Pulmonary Embolism | Symptoms, Causes, Diagnosis & Treatment of Pulmonary Embolism

Diagnosis of Pulmonary Embolism

The cornerstone of confirmation or exclusion in the diagnosis of pulmonary thromboembolism is imaging modalities specific for deep vein thrombosis and pulmonary embolism, which include:

I. Deep vein thrombosis

1. Venography

It is the method of choice to diagnose and visualize the extension of deep vein thrombosis. Now, it is rarely performed because of its invasive nature and the presence of accurate non-invasive modalities.

2. Duplex ultrasonography

It is currently the standard method for initial screening and diagnosis of deep vein thrombosis. By being reliable, non-invasive, of wide variability and easy interpretation, it gained its current position in the workup, and it is routinely ordered for all patients admitted to the ER with query deep vein thrombosis.

3. Magnetic resonance imaging

Rarely ordered for this purpose and with a limited value.

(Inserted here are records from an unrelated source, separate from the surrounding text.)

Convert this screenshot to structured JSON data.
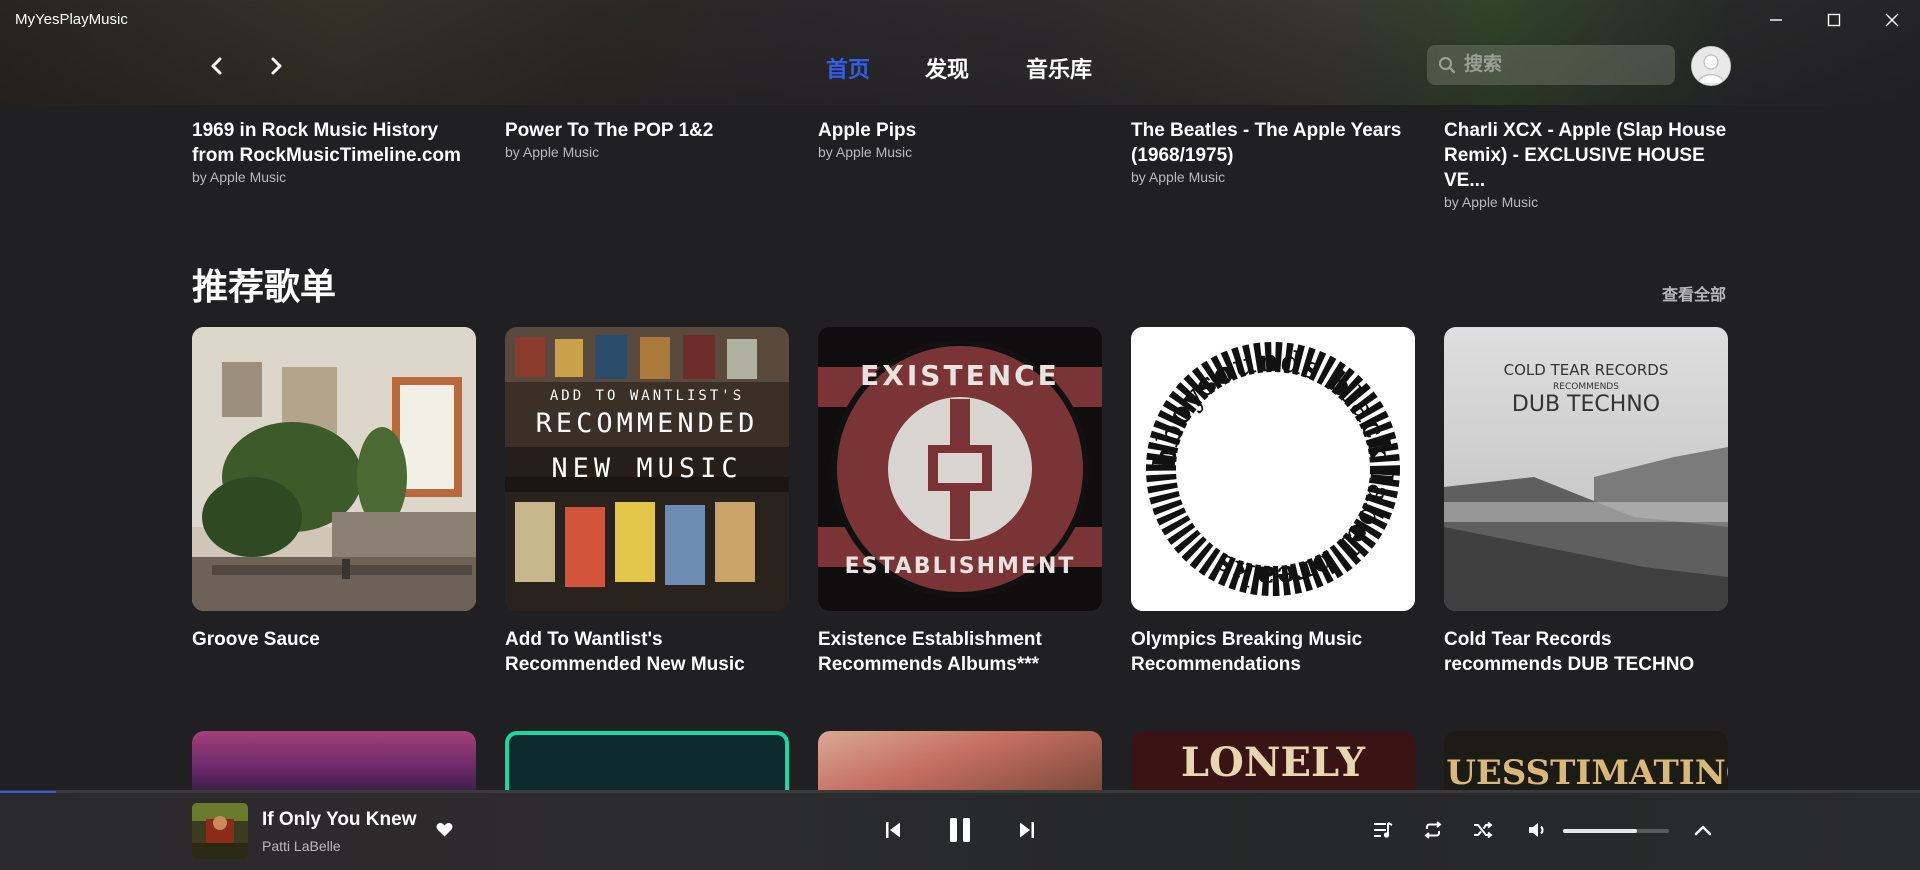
{
  "window": {
    "title": "MyYesPlayMusic"
  },
  "nav": {
    "links": [
      "首页",
      "发现",
      "音乐库"
    ],
    "search_placeholder": "搜索"
  },
  "top_row": [
    {
      "title": "1969 in Rock Music History from RockMusicTimeline.com",
      "sub": "by Apple Music"
    },
    {
      "title": "Power To The POP 1&2",
      "sub": "by Apple Music"
    },
    {
      "title": "Apple Pips",
      "sub": "by Apple Music"
    },
    {
      "title": "The Beatles - The Apple Years (1968/1975)",
      "sub": "by Apple Music"
    },
    {
      "title": "Charli XCX - Apple (Slap House Remix) - EXCLUSIVE HOUSE VE...",
      "sub": "by Apple Music"
    }
  ],
  "section": {
    "title": "推荐歌单",
    "see_all": "查看全部"
  },
  "playlists": [
    {
      "title": "Groove Sauce"
    },
    {
      "title": "Add To Wantlist's Recommended New Music",
      "cover_line1": "ADD TO WANTLIST'S",
      "cover_line2": "RECOMMENDED",
      "cover_line3": "NEW MUSIC"
    },
    {
      "title": "Existence Establishment Recommends Albums***",
      "cover_top": "EXISTENCE",
      "cover_bottom": "ESTABLISHMENT"
    },
    {
      "title": "Olympics Breaking Music Recommendations",
      "cover_text": "bboysounds black label breaks"
    },
    {
      "title": "Cold Tear Records recommends DUB TECHNO",
      "cover_line1": "COLD TEAR RECORDS",
      "cover_line2": "RECOMMENDS",
      "cover_line3": "DUB TECHNO"
    }
  ],
  "next_row": [
    {
      "cover_text": ""
    },
    {
      "cover_text": ""
    },
    {
      "cover_text": ""
    },
    {
      "cover_text": "LONELY SOUL PLANET"
    },
    {
      "cover_text": "GUESSTIMATING"
    }
  ],
  "player": {
    "song": "If Only You Knew",
    "artist": "Patti LaBelle",
    "progress": 0.029,
    "volume": 0.7
  },
  "colors": {
    "accent": "#335eea",
    "background": "#202022",
    "secondary_text": "#b9b9b9"
  }
}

II. Imaging specific for pulmonary embolism:

1. CT pulmonary angiography

It is now considered to be the gold standard for diagnosis and risk stratification of pulmonary embolism, as it has a very high sensitivity and specificity. CT pulmonary angiography localizes the thrombus and its extension, and can be used for follow up and to exclude other mediastinal and parenchymal causes. It is also very helpful to confirm presence of lung infarction.

2. Ventilation – perfusion scanning (V/Q)

An important modality in the diagnosis of pulmonary embolism by showing segmental hypoperfusion. It could be used when CT pulmonary angiography is not available or contraindicated due to renal causes.

3. Magnetic resonance imaging

May be used if CT is not available or contra indicated due to renal causes. If gadolinium enhancement, i.e. contrast, is used, its specificity and sensitivity will be significantly higher.

4. Echocardiography

It is of a limited role due to its low sensitivity and specificity, though it is done in almost all cases in order to exclude other cardiac causes of chest pain or dyspnea. Its sensitivity and specificity are about 59% and 77%.

Sometimes it can visualize a central pulmonary artery thrombus and this is a highly positive value.

From all the above, it is clearly obvious that the diagnosis of pulmonary embolism in a step-wise manner resembles a sort of puzzle. Doctors use the approach described above in most hospitals worldwide. It is not wise to start with higher imaging techniques to exclude the presence of the disease due to cost-effectiveness causes and to limit side effects of contrast, minimize waiting lists in emergency rooms and avoid of unnecessary admissions.